When there is a trace of economic argument, it is argument by assertion, which is to say, assuming the point at issue. Mr. Gordon engages in a long burst of petitio principii, a fallacy also known as begging the question. He simply asserts that the minimum wage “hurts those people who lose their jobs as a result of a minimum-wage increase.” But we do not know whether people nowadays lose their jobs as a result of a minimum-wage increase; that is what we are attempting to discover. I provided links to a study by some very reputable economists suggesting that this does not occur. I provided a link to a study by some less well-known economists suggesting the same thing. I provided a link to a study showing that economists are less persuaded of what Mr. Gordon insists on than was once the case. I do not claim that these studies must be right, but they are worth thinking about. But in this case, thinking is not what Mr. Gordon is doing. He is engaging in rhetoric, and not particularly edifying or original rhetoric. Remember, this is a contested question. There is no indisputable evidence that Americans are losing their jobs because of increases in the minimum wage. The assumption that the minimum wage has perverse effects is what the empirical work, done by rather celebrated economists, has called into question.

As for my suggestion that raising the minimum wage is now a much likelier prospect than an attempt to institute politically less-probable earned income tax credits, Mr.
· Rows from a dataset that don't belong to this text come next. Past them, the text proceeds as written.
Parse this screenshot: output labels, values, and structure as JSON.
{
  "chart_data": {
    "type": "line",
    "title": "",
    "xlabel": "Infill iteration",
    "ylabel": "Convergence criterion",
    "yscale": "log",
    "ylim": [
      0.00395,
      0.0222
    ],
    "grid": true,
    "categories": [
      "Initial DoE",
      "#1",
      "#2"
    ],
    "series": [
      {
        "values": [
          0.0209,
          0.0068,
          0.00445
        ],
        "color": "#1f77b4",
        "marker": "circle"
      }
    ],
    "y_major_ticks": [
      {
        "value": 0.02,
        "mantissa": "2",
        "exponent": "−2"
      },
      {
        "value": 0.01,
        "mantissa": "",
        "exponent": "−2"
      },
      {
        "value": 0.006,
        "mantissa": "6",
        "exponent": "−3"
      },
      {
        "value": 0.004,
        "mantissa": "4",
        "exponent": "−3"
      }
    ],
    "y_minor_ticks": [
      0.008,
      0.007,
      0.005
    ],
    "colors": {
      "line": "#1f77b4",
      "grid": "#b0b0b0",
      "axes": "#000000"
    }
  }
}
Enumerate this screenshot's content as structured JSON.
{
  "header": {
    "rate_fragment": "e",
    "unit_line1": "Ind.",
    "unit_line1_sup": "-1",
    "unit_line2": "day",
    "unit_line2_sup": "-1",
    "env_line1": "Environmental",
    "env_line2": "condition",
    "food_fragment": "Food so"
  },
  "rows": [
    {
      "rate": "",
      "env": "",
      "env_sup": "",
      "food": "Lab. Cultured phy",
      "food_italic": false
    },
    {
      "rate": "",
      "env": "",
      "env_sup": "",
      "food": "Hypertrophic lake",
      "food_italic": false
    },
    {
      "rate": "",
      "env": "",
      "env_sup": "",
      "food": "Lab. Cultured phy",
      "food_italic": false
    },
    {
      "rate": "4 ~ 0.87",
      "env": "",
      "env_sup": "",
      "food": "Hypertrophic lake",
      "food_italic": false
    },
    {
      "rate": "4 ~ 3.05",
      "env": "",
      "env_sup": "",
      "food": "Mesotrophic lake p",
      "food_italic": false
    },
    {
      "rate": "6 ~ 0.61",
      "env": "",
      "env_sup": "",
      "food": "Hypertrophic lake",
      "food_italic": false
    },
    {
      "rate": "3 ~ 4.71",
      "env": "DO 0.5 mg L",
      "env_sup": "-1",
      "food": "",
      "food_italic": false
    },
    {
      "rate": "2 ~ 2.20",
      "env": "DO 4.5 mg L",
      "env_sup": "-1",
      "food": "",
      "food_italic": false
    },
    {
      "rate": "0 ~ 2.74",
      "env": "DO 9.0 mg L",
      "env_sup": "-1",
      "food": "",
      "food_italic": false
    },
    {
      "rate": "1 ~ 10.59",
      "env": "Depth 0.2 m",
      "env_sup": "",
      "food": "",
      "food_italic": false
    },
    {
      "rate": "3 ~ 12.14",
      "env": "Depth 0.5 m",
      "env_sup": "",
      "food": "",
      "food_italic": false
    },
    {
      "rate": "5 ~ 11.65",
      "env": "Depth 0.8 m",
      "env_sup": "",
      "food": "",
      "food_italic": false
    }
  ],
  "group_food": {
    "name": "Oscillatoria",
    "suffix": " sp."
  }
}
Gordon replies that “this is simply an argument to maintain the status quo.” No, it is an attempt to raise the minimum wage, the value of which has eroded quite remarkably since my boyhood, and which has not been raised in a decade. As for Mr. Gordon’s assertion—his mere assertion—that “anyone capable of holding a job is capable of filing a form”—he might want to look at the evidence on the effects of functional illiteracy, which is a real factor in the lives of the poorest of the working poor.